To download the newsletter, follow these links:
The Opening Statement Fall 2018
The Opening Statement Summer 2018
The Opening Statement Spring 2018
The Opening Statement Winter 2018
The Opening Statement Fall 2017
The Opening Statement Summer 2017
The Opening Statement Spring 2017
THE OPENING STATEMENT provides a framework to foster a broad and continuing dialogue among prisoners, their family and friends, abolitionists, social justice activists and all interested parties in order to find more effective ways to challenge the practice of caging people for part or all of their lives, and to promote social justice through education and dialogue.

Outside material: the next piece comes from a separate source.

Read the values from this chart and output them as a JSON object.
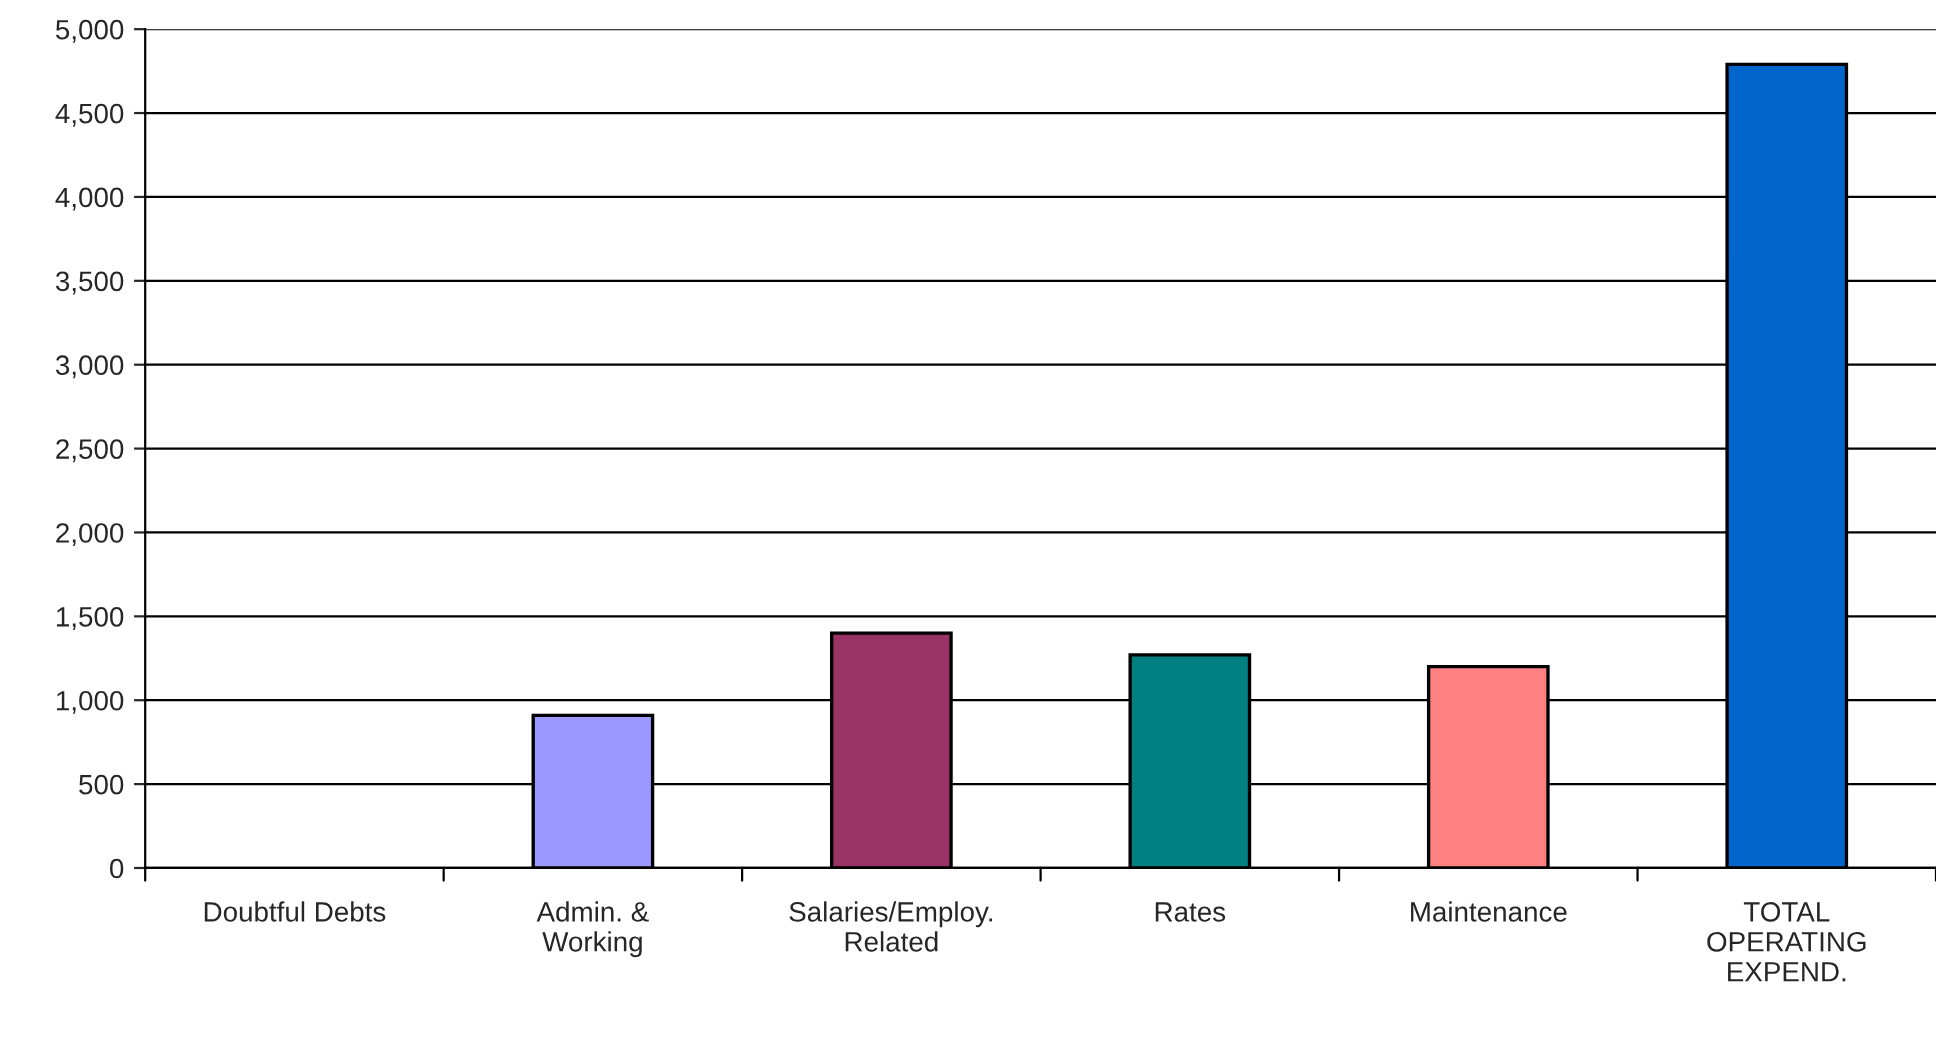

The goal of THE OPENING STATEMENT is to assist in developing the critical analytical tools necessary to understand the system of imprisonment, our socialization to it, and to develop a sense of agency and capacity to interrupt imprisonment patterns. THE OPENING STATEMENT realizes that developing the critical and analytical tools necessary to begin the process of abolishing imprisonment is no simple feat. For this reason, we need resources so that we can understand how it operates at individual, cultural, and institutional levels, historically and in the present.

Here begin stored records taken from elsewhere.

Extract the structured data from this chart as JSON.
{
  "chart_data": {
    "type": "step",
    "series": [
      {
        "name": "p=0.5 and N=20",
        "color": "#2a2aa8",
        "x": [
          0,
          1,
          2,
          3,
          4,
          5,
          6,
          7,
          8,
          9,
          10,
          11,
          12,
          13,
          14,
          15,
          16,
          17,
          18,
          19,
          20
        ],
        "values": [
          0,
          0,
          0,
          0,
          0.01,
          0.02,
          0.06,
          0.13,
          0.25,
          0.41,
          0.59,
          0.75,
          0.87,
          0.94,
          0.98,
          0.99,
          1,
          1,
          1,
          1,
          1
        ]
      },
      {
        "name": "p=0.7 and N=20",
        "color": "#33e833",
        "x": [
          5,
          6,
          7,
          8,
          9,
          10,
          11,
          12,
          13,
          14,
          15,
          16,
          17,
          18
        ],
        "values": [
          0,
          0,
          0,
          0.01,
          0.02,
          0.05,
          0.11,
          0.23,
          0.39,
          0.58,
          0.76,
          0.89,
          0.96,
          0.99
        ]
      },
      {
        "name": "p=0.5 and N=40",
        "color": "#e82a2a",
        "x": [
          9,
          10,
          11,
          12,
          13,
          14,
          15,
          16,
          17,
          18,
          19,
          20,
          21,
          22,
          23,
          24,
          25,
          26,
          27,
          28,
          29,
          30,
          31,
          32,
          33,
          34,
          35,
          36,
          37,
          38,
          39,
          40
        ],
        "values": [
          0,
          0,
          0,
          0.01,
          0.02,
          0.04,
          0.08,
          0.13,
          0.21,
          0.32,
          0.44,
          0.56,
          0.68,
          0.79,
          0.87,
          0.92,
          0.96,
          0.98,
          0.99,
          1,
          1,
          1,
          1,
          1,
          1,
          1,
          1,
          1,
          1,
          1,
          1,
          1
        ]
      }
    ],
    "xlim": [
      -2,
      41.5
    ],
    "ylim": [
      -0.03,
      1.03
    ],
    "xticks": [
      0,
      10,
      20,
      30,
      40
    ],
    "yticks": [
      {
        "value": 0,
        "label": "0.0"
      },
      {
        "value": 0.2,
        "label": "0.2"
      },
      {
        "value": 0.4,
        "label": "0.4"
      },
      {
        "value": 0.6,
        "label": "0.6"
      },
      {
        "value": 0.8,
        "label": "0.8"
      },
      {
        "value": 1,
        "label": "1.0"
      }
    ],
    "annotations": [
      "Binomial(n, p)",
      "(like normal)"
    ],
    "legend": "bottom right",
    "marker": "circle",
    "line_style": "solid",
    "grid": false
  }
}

To that end, THE OPENING STATEMENT facilitates dialogue to help those on the inside and those on the outside make sense of and, hopefully, act more effectively against the pervasive idea, woven throughout social institutions as well as embedded within individual consciousness, that imprisonment is natural and necessary – when it is not.

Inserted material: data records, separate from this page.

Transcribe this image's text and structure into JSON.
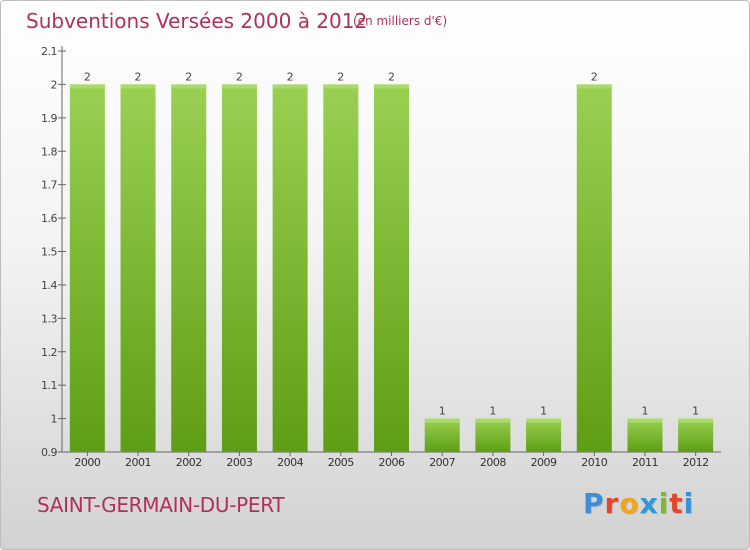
{
  "chart_data": {
    "type": "bar",
    "title": "Subventions Versées 2000 à 2012",
    "unit": "(en milliers d'€)",
    "categories": [
      "2000",
      "2001",
      "2002",
      "2003",
      "2004",
      "2005",
      "2006",
      "2007",
      "2008",
      "2009",
      "2010",
      "2011",
      "2012"
    ],
    "values": [
      2,
      2,
      2,
      2,
      2,
      2,
      2,
      1,
      1,
      1,
      2,
      1,
      1
    ],
    "ylim": [
      0.9,
      2.1
    ],
    "yticks": [
      "0.9",
      "1",
      "1.1",
      "1.2",
      "1.3",
      "1.4",
      "1.5",
      "1.6",
      "1.7",
      "1.8",
      "1.9",
      "2",
      "2.1"
    ],
    "grid": false,
    "bar_color": "#7cbf2e"
  },
  "commune": "SAINT-GERMAIN-DU-PERT",
  "logo": {
    "letters": [
      "P",
      "r",
      "o",
      "x",
      "i",
      "t",
      "i"
    ],
    "colors": [
      "#3b8fd6",
      "#e2462b",
      "#f2a516",
      "#2e9ad8",
      "#7bbb2b",
      "#e2462b",
      "#3b8fd6"
    ]
  }
}
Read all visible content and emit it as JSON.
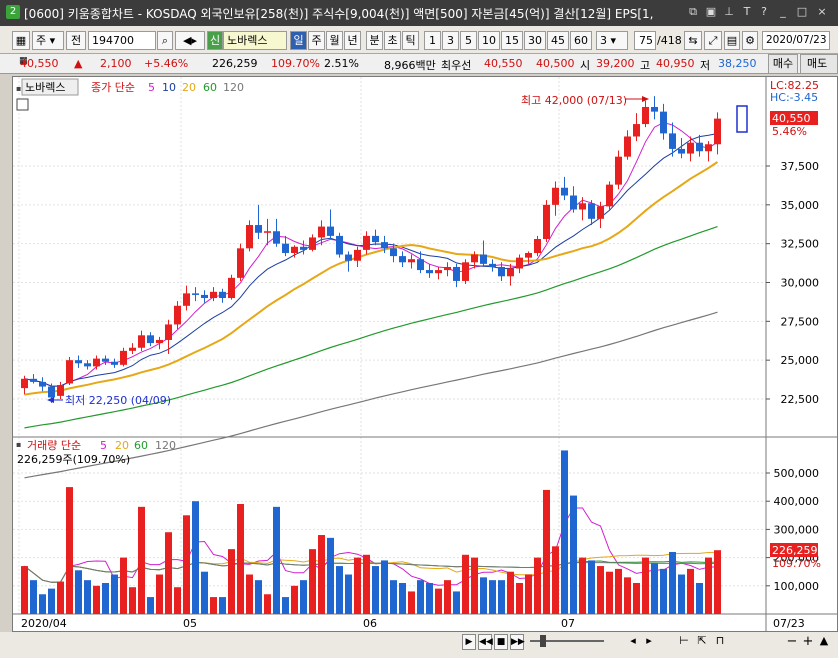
{
  "titlebar": {
    "num": "2",
    "title": "[0600] 키움종합차트 - KOSDAQ 외국인보유[258(천)] 주식수[9,004(천)] 액면[500] 자본금[45(억)] 결산[12월] EPS[1,"
  },
  "toolbar": {
    "type": "주",
    "prev": "전",
    "code": "194700",
    "badge": "신",
    "name": "노바렉스",
    "periods": [
      "일",
      "주",
      "월",
      "년",
      "분",
      "초",
      "틱"
    ],
    "nums": [
      "1",
      "3",
      "5",
      "10",
      "15",
      "30",
      "45",
      "60"
    ],
    "sel": "3",
    "count": "75",
    "total": "/418",
    "date": "2020/07/23"
  },
  "quote": {
    "price": "40,550",
    "arrow": "▲",
    "change": "2,100",
    "pct": "+5.46%",
    "volume": "226,259",
    "vol_ratio": "109.70%",
    "turnover": "2.51%",
    "amount": "8,966백만",
    "best_label": "최우선",
    "ask": "40,550",
    "bid": "40,500",
    "open_label": "시",
    "open": "39,200",
    "high_label": "고",
    "high": "40,950",
    "low_label": "저",
    "low": "38,250"
  },
  "buttons": {
    "buy": "매수",
    "sell": "매도"
  },
  "price_panel": {
    "name_label": "노바렉스",
    "legend_title": "종가 단순",
    "ma": [
      "5",
      "10",
      "20",
      "60",
      "120"
    ],
    "lc": "LC:82.25",
    "hc": "HC:-3.45",
    "cur_price": "40,550",
    "cur_pct": "5.46%",
    "high_annot": "최고 42,000 (07/13)",
    "low_annot": "최저 22,250 (04/09)"
  },
  "volume_panel": {
    "legend_title": "거래량 단순",
    "ma": [
      "5",
      "20",
      "60",
      "120"
    ],
    "info": "226,259주(109.70%)",
    "cur_vol": "226,259",
    "cur_pct": "109.70%"
  },
  "x_axis": {
    "labels": [
      "2020/04",
      "05",
      "06",
      "07"
    ],
    "right": "07/23"
  },
  "colors": {
    "up": "#e8201f",
    "down": "#1f66d0",
    "ma5": "#d020d0",
    "ma10": "#1a3fa0",
    "ma20": "#e6a817",
    "ma60": "#229a2c",
    "ma120": "#777777"
  },
  "chart_data": {
    "type": "candlestick",
    "y_ticks": [
      "22,500",
      "25,000",
      "27,500",
      "30,000",
      "32,500",
      "35,000",
      "37,500"
    ],
    "v_ticks": [
      "100,000",
      "200,000",
      "300,000",
      "400,000",
      "500,000"
    ],
    "ohlc": [
      [
        23200,
        24000,
        22800,
        23800
      ],
      [
        23800,
        24100,
        23500,
        23600
      ],
      [
        23600,
        23900,
        23000,
        23300
      ],
      [
        23300,
        23500,
        22250,
        22600
      ],
      [
        22700,
        23600,
        22500,
        23400
      ],
      [
        23500,
        25200,
        23400,
        25000
      ],
      [
        25000,
        25300,
        24500,
        24800
      ],
      [
        24800,
        25000,
        24400,
        24600
      ],
      [
        24600,
        25300,
        24400,
        25100
      ],
      [
        25100,
        25300,
        24700,
        24900
      ],
      [
        24900,
        25100,
        24500,
        24700
      ],
      [
        24700,
        25800,
        24600,
        25600
      ],
      [
        25600,
        26100,
        25400,
        25800
      ],
      [
        25800,
        26900,
        25600,
        26600
      ],
      [
        26600,
        26800,
        25900,
        26100
      ],
      [
        26100,
        26500,
        25700,
        26300
      ],
      [
        26300,
        27600,
        25400,
        27300
      ],
      [
        27300,
        28800,
        27000,
        28500
      ],
      [
        28500,
        29800,
        28200,
        29300
      ],
      [
        29300,
        29700,
        28800,
        29200
      ],
      [
        29200,
        29500,
        28700,
        29000
      ],
      [
        29000,
        29700,
        28800,
        29400
      ],
      [
        29400,
        29600,
        28700,
        29000
      ],
      [
        29000,
        30500,
        28900,
        30300
      ],
      [
        30300,
        32500,
        30100,
        32200
      ],
      [
        32200,
        34000,
        32000,
        33700
      ],
      [
        33700,
        35000,
        32800,
        33200
      ],
      [
        33200,
        34100,
        32400,
        33300
      ],
      [
        33300,
        34100,
        32300,
        32500
      ],
      [
        32500,
        33000,
        31700,
        31900
      ],
      [
        31900,
        32400,
        31600,
        32300
      ],
      [
        32300,
        32700,
        31800,
        32100
      ],
      [
        32100,
        33100,
        32000,
        32900
      ],
      [
        32900,
        34000,
        32400,
        33600
      ],
      [
        33600,
        34700,
        32800,
        33000
      ],
      [
        33000,
        33200,
        31600,
        31800
      ],
      [
        31800,
        32000,
        30700,
        31400
      ],
      [
        31400,
        32300,
        31000,
        32100
      ],
      [
        32100,
        33300,
        31800,
        33000
      ],
      [
        33000,
        33400,
        32400,
        32600
      ],
      [
        32600,
        33000,
        31900,
        32200
      ],
      [
        32200,
        32500,
        31300,
        31700
      ],
      [
        31700,
        32000,
        31000,
        31300
      ],
      [
        31300,
        31800,
        30900,
        31500
      ],
      [
        31500,
        32000,
        30600,
        30800
      ],
      [
        30800,
        31200,
        30300,
        30600
      ],
      [
        30600,
        31000,
        30200,
        30800
      ],
      [
        30800,
        31300,
        30400,
        31000
      ],
      [
        31000,
        31200,
        29700,
        30100
      ],
      [
        30100,
        31500,
        29900,
        31300
      ],
      [
        31300,
        32000,
        30900,
        31800
      ],
      [
        31800,
        32700,
        31000,
        31200
      ],
      [
        31200,
        31500,
        30700,
        31000
      ],
      [
        31000,
        31300,
        30100,
        30400
      ],
      [
        30400,
        31200,
        29800,
        30900
      ],
      [
        30900,
        31800,
        30600,
        31600
      ],
      [
        31600,
        32000,
        31200,
        31900
      ],
      [
        31900,
        33000,
        31700,
        32800
      ],
      [
        32800,
        35300,
        32600,
        35000
      ],
      [
        35000,
        36500,
        34300,
        36100
      ],
      [
        36100,
        36800,
        35300,
        35600
      ],
      [
        35600,
        36200,
        34500,
        34700
      ],
      [
        34700,
        35500,
        34000,
        35100
      ],
      [
        35100,
        35300,
        33700,
        34100
      ],
      [
        34100,
        35200,
        33500,
        34900
      ],
      [
        34900,
        36500,
        34700,
        36300
      ],
      [
        36300,
        38500,
        36000,
        38100
      ],
      [
        38100,
        39800,
        37900,
        39400
      ],
      [
        39400,
        40900,
        39100,
        40200
      ],
      [
        40200,
        41700,
        40000,
        41300
      ],
      [
        41300,
        42000,
        40500,
        41000
      ],
      [
        41000,
        41500,
        39200,
        39600
      ],
      [
        39600,
        40300,
        38100,
        38600
      ],
      [
        38600,
        39300,
        38000,
        38300
      ],
      [
        38300,
        39400,
        37800,
        39000
      ],
      [
        39000,
        39500,
        38100,
        38450
      ],
      [
        38450,
        39100,
        37800,
        38900
      ],
      [
        38900,
        40950,
        38250,
        40550
      ]
    ],
    "volume": [
      170000,
      120000,
      70000,
      90000,
      115000,
      450000,
      155000,
      120000,
      100000,
      110000,
      140000,
      200000,
      95000,
      380000,
      60000,
      140000,
      290000,
      95000,
      350000,
      400000,
      150000,
      60000,
      60000,
      230000,
      390000,
      140000,
      120000,
      70000,
      380000,
      60000,
      100000,
      120000,
      230000,
      280000,
      270000,
      170000,
      140000,
      200000,
      210000,
      170000,
      190000,
      120000,
      110000,
      80000,
      120000,
      110000,
      90000,
      120000,
      80000,
      210000,
      200000,
      130000,
      120000,
      120000,
      150000,
      110000,
      140000,
      200000,
      440000,
      240000,
      580000,
      420000,
      200000,
      190000,
      170000,
      150000,
      160000,
      130000,
      110000,
      200000,
      180000,
      160000,
      220000,
      140000,
      160000,
      110000,
      200000,
      226259
    ]
  }
}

THE OPENING STATEMENT is the first step in making the connection between awareness and action, i.e., acquire a language to critically understand the tensions, contradictions, fears, doubts, hopes, and “deferred dreams” that are part and parcel of living in confinement. The first step is placing the experiences of prisoners in a larger socio-economic political framework. We must have a correct understanding of our social position before we can move to higher, more secure and effective, stages of action. The first step, but not the last.